Now since I can do the math - one might assume that the folks at the Universities, and possibly even a Congressional Aid or two can do the math - it doesn't bode well for the System. Roughly 25% of degrees granted are STEM - which means 75% of the graduates don't have the ability to pay back the costs. So, perhaps we need to move to a different set of assumptions**.
Given these numbers, your Underwater Basket Weaving degree will still cost you $36,000 instead of $42,000 but your STEM degree? Well you still pay the same amount - call it $105,000 but what they gave you was only $42,000. So Yeah that works very well for them. Lots of subsidizing of 17th Century Lesbian Studies degrees. Yep Keep all those idiots who couldn't get a job in the real world employed teaching kids useless information, so they can create more over educated, useless people. Brilliant.
I can see one possible alternative to this - Adjust the salaries of the professors & staff to reflect the probable income of their students. The STEM folks still get screwed, but then I expect the number of professors willing to work for $18K*** a year for teaching Native American Lesbian History, might cause a few to retire. Which might reduce the number of useless degrees in the world. Another possibility to increase the payback % and or lengthen the period.
Now if your Matt (see article above) you like the FAIRNESS of the whole thing so much your willing to overlook a few issues - like loosing money - or forcing one set of students (the smart ones) subsidize the a larger set of students (the lazy or not so bright ones).
He has another article here that show's he really has put some though into this - and it could possibly work but he seems to think that the folks who are smart and work really hard should subsidize the rest. Even though his math works better then the Oregon Governments, he still thinks it FREE - it's not FREE Matt! Doesn't mean it's a bad idea - I just don't care for the implementation. It doesn't take into account future value of the money you spend today and will continue to spend until you have a crop of graduates. So there's a lot of money tied up with NO return on investment for 4 or 5 years and even then the ROI is pretty low - so low that only a Government is going to do it (which should tell you something right there). It doesn't take into account that a Degree in Chemical Engineering is considerably more difficult that a degree in Art History. Or that it's going to cost the CE a lot more money. There's an awful lot of socialist/communist type Fairness going on here - You're smart and worked really hard so of course you should subsidize those of us who aren't or don't. That's not fairness - that's slavery.
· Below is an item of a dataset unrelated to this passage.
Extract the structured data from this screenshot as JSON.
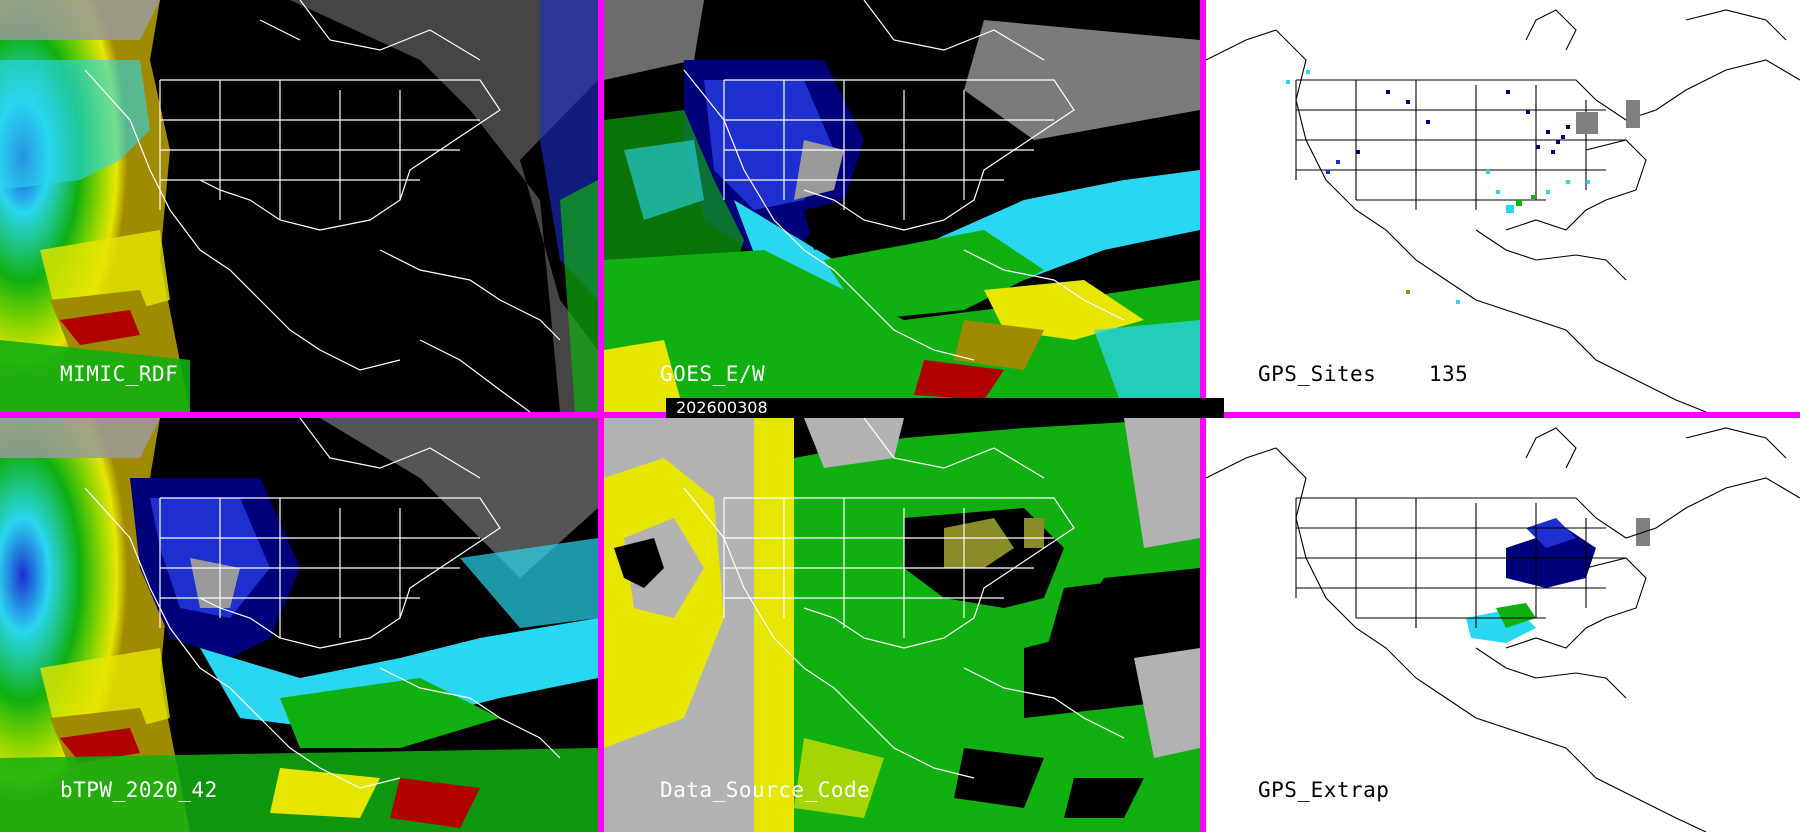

If you want it to be fair then everyone should pay the same amount, rich/poor, hard working/lazy. The product is the same right? It's a college degree. If your going to charge considerably more for STEM degrees because they have a significantly higher intrinsic value then perhaps that should be reflected in the school budgets and salaries?
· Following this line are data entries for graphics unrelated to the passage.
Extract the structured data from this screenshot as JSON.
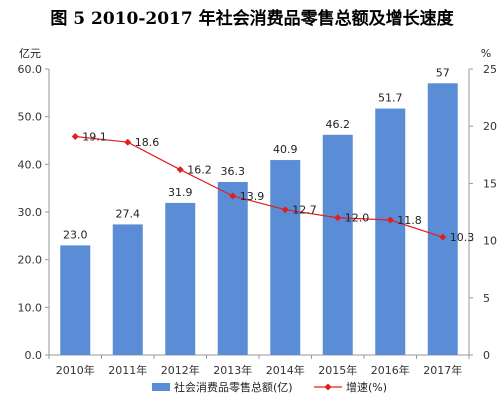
{
  "title": "图 5    2010-2017 年社会消费品零售总额及增长速度",
  "chart_data": {
    "type": "bar",
    "title": "图 5    2010-2017 年社会消费品零售总额及增长速度",
    "categories": [
      "2010年",
      "2011年",
      "2012年",
      "2013年",
      "2014年",
      "2015年",
      "2016年",
      "2017年"
    ],
    "series": [
      {
        "name": "社会消费品零售总额(亿)",
        "type": "bar",
        "axis": "left",
        "color": "#5B8DD6",
        "values": [
          23.0,
          27.4,
          31.9,
          36.3,
          40.9,
          46.2,
          51.7,
          57
        ],
        "labels": [
          "23.0",
          "27.4",
          "31.9",
          "36.3",
          "40.9",
          "46.2",
          "51.7",
          "57"
        ]
      },
      {
        "name": "增速(%)",
        "type": "line",
        "axis": "right",
        "color": "#E02020",
        "values": [
          19.1,
          18.6,
          16.2,
          13.9,
          12.7,
          12.0,
          11.8,
          10.3
        ],
        "labels": [
          "19.1",
          "18.6",
          "16.2",
          "13.9",
          "12.7",
          "12.0",
          "11.8",
          "10.3"
        ]
      }
    ],
    "ylabel_left": "亿元",
    "ylabel_right": "%",
    "ylim_left": [
      0,
      60
    ],
    "ylim_right": [
      0,
      25
    ],
    "yticks_left": [
      "0.0",
      "10.0",
      "20.0",
      "30.0",
      "40.0",
      "50.0",
      "60.0"
    ],
    "yticks_right": [
      "0",
      "5",
      "10",
      "15",
      "20",
      "25"
    ],
    "grid": false,
    "legend_position": "bottom"
  }
}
* Some assumptions - OSU suggests that Tuition and Books will cost the average (in state) student approximately $10,500 per year. If you add in room and board that's another $10,587 THIS YEAR, anyone seeing these costs going down? So depending on what they cover, and let's assume its tuition, books, supplies, and boarding then the layout is about $21,000 a year. - Four years - $84,000.
**They're only going to cover Tuition and Books - so $10,500 You still need to come up with the rest. - using OSU's numbers that's only another $10,500 a year - piece of cake right?
*** Yes - I just made that number up - I did no MATH - you should be used to that by now, it's what Congress and the Media do all the time.